ここまで考えてみたが、やはり手詰まりみたいだ。改めてこのゲームの難解さを意識する。「探し物ゲーム」とは言っていたが、探し物が何か分かっているわけではないのだ。ないものをないと証明する……悪魔の証明を思い出した。
幸い、岸は質問を禁じていない。これは、岸とのやりとりから矛盾を見つけ出し、「失われたそれ」とやらを考えるのが正しいのだろう。岸もそのつもりでこのゲームを考えたはずだ。
だが、そうなると見過ごすことができないのが、岸が言っていた、「答えを口に出すことはできない」というルールだ。
これはやっかいだ。なぜなら、このルールのおかげで、俺は岸に自由に質問することができなくなってしまったからだ。答えが何なのかはまだ分からないが、もしうっかりその単語を口にしてしまったら、そこで俺の負けが確定する。わざわざ「一番大事」なルールと言っていたのだから、判定は厳しいものになるだろう。
これこそが、俺が「無理」だと思った理由だ。地雷がどこにあるか分からない、とんだ初見殺し。悪魔の証明どころか、そのまんま悪魔のゲームだ。俺のような凡人に解けるとは思えない。
時計を見ると、早くも三分が経過している。与えられた時間は十分。
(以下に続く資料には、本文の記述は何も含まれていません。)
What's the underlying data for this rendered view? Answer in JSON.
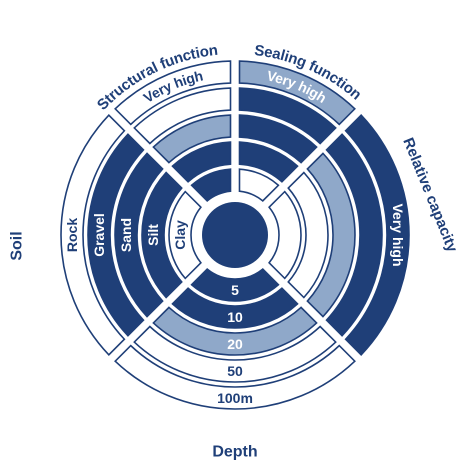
{
  "colors": {
    "dark": "#1f3f78",
    "light": "#8fa8c9",
    "outline": "#1f3f78",
    "empty": "#ffffff"
  },
  "sectors": {
    "depth": {
      "title": "Depth",
      "rings": [
        {
          "label": "5",
          "level": "dark"
        },
        {
          "label": "10",
          "level": "dark"
        },
        {
          "label": "20",
          "level": "light"
        },
        {
          "label": "50",
          "level": "empty"
        },
        {
          "label": "100m",
          "level": "empty"
        }
      ]
    },
    "soil": {
      "title": "Soil",
      "rings": [
        {
          "label": "Clay",
          "level": "empty"
        },
        {
          "label": "Silt",
          "level": "dark"
        },
        {
          "label": "Sand",
          "level": "dark"
        },
        {
          "label": "Gravel",
          "level": "dark"
        },
        {
          "label": "Rock",
          "level": "empty"
        }
      ]
    },
    "structural_function": {
      "title": "Structural function",
      "value_label": "Very high",
      "rings": [
        {
          "level": "dark"
        },
        {
          "level": "dark"
        },
        {
          "level": "light"
        },
        {
          "level": "empty"
        },
        {
          "level": "empty"
        }
      ]
    },
    "sealing_function": {
      "title": "Sealing function",
      "value_label": "Very high",
      "rings": [
        {
          "level": "empty"
        },
        {
          "level": "dark"
        },
        {
          "level": "dark"
        },
        {
          "level": "dark"
        },
        {
          "level": "light"
        }
      ]
    },
    "relative_capacity": {
      "title": "Relative capacity",
      "value_label": "Very high",
      "rings": [
        {
          "level": "empty"
        },
        {
          "level": "empty"
        },
        {
          "level": "light"
        },
        {
          "level": "dark"
        },
        {
          "level": "dark"
        }
      ]
    }
  }
}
決して多くはない。
今回も、自分の力だけでできるのは、これくらいのようだ。さっきからあいつが出てきたくてうずうずしているのがなんとなく分かるし、岸も、それを楽しそうに待ち望んでいる。
はあ、もう慣れたつもりだったが、やはり傷つくな。
俺は息を吸い込んで、「名探偵さん」を呼び出すための、ある言葉――ある意味俺にとっては呪いでもある、その言葉を口にした。名探偵が推理を始める時の、お約束の言葉だ。
『さて――』
瞬間、世界が反転し、景色が急に色あせていく。俺は奥に、奥に入っていき、代わりに、あいつが、表へ出て行く。沈んでいく俺にあいつは、やあカモさん、久しぶりですね、などと言いながら肩をたたいた。
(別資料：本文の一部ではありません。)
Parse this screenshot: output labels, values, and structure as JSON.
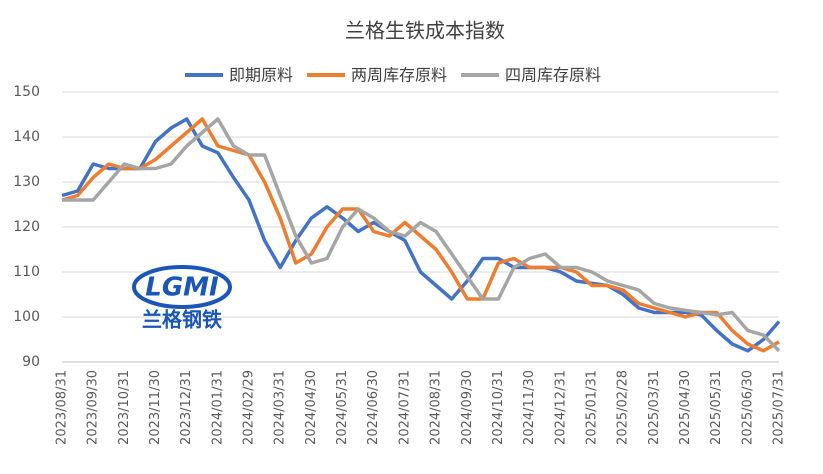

身体の支配権はなくなり、感覚だけが残される。もはや賀茂京介は賀茂京介ではない。今、俺の身体の表層に現れているのは、紛れもない名探偵――俺が「休み時間探偵」などと呼ばれるようになった元凶にして、俺に取り憑いたもう一人の人格。
「さて――簡単な話です」
杏乃たちの言う「カモちゃん」のイントネーションは、大学生がよく使う(?)「ワンチャンあるよね」の「ワンチャン」に近いものがあります。
お犬様を指す「ワンちゃん」ではありません。